Given that it is from China, I can hear the argument coming - It’s just the entire population of China hired to answer every question we toss at it. But, the model is open source. Anybody can go check out the model and build on top of it.
Source: Deepseek
Processor War
Nvidia has been the darling of the stock market because of the huge demand that AI has laid on its GPUs. The stock was trading at $5 in 2020 and at its peak was trading at almost $150 a few weeks ago.
Since OpenAI had taken a brute-force approach, it seemed the only way to get better at AI would involve adding processing capacity.
There was a processor war underway with companies trying to secure Nvidia’s processor output. Also, nuclear plants that had been shut down for years were being brought back online to cater to the vast energy needs of these models.
DeepSeek said in a research paper that its V3 model cost a mere $5.576 million to train. By comparison, OpenAI CEO Sam Altman said that the cost to train its GPT-4 model was more than $100 million.
Source: Fast Company
This is at the heart of Nvidia’s gut-wrenching downfall. If you do not need as much capacity, the investment declines and the future prospects look dim.
Only Way
In 2023, Sam Altman took a world tour to tell investors and policymakers across the world that there was no point in trying to build a similar product. He told them to “forget it”. All of the investors in India meekly complied.
He also wanted the area to be heavily regulated and a body such as the IAEA to be created to potentially kill any possible competition that could arise from any corner of the world.
The Chinese did not care what Sam Altman had to say. They not only produced a comparable product in much less time but also made it radically more efficient.
I had written at the time - building Amazon in 1995 was hard; today, monkeys can probably develop an e-commerce site. The barriers to entry erode away over time.
He wanted to make it seem that this was the only way, of course, it was not.
Open
The most radical part of this entire saga is that OpenAI is not open which Deepseek is.
Unlike its Chinese counterpart, OpenAI doesn’t disclose the underlying “weights” of its models, which determine how the AI processes information. It also has declined to make public the full “chains of thought” produced by its own reasoning models.
Source: WIRED
Americans like to tout themselves as the purveyors of freedom. They would like the rest of the world to believe that they are the only ones to operate at the cutting edge of technology.
This news certainly put a spade in the works. It makes it obvious that the reality is far different.
First of all, this whole AI business has delivered very little real-world value. Hyping it up to this extent was not needed. Now that this regurgitation technology has been hyped up to this extent, you need to be able to uphold the bar that has been set. On that front, this announcement has highlighted the spectacular failure of Big American Tech.
This coming a week after Trump’s Inauguration almost seems orchestrated.
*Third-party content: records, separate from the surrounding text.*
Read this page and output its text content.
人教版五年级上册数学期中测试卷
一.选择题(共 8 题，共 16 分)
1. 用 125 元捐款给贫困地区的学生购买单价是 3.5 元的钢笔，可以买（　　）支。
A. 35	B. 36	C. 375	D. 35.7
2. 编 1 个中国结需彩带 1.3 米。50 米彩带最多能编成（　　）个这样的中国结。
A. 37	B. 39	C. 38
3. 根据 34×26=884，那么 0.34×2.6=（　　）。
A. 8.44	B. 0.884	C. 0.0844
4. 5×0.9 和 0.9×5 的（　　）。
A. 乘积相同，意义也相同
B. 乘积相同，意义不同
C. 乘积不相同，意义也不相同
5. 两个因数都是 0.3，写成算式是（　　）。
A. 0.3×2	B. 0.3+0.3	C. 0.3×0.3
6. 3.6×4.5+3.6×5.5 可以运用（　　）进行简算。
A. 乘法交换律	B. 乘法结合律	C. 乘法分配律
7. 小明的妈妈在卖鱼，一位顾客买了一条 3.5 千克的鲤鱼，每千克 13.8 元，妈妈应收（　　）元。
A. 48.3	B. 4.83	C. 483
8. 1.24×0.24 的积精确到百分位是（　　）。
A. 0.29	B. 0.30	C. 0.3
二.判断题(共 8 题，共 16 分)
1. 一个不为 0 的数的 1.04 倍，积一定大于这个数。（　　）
You have a president announcing imperialist ambitions and a departure from all the values Americans profess (not live by). Immediately after, their technology supremacy is questioned blatantly.
Helping the Oligarchs
China’s greatest contribution to the world has been helping its oligarchs rob American jobs. First, the manufacturing jobs were lost and now writing and coding jobs will be lost to AI. Deepseek will only help hasten this.
Under similar constraints couldn’t India develop something called Everest ? We rebuked Altman for his comments. Couldn’t we give him back a deepseek / Everest ???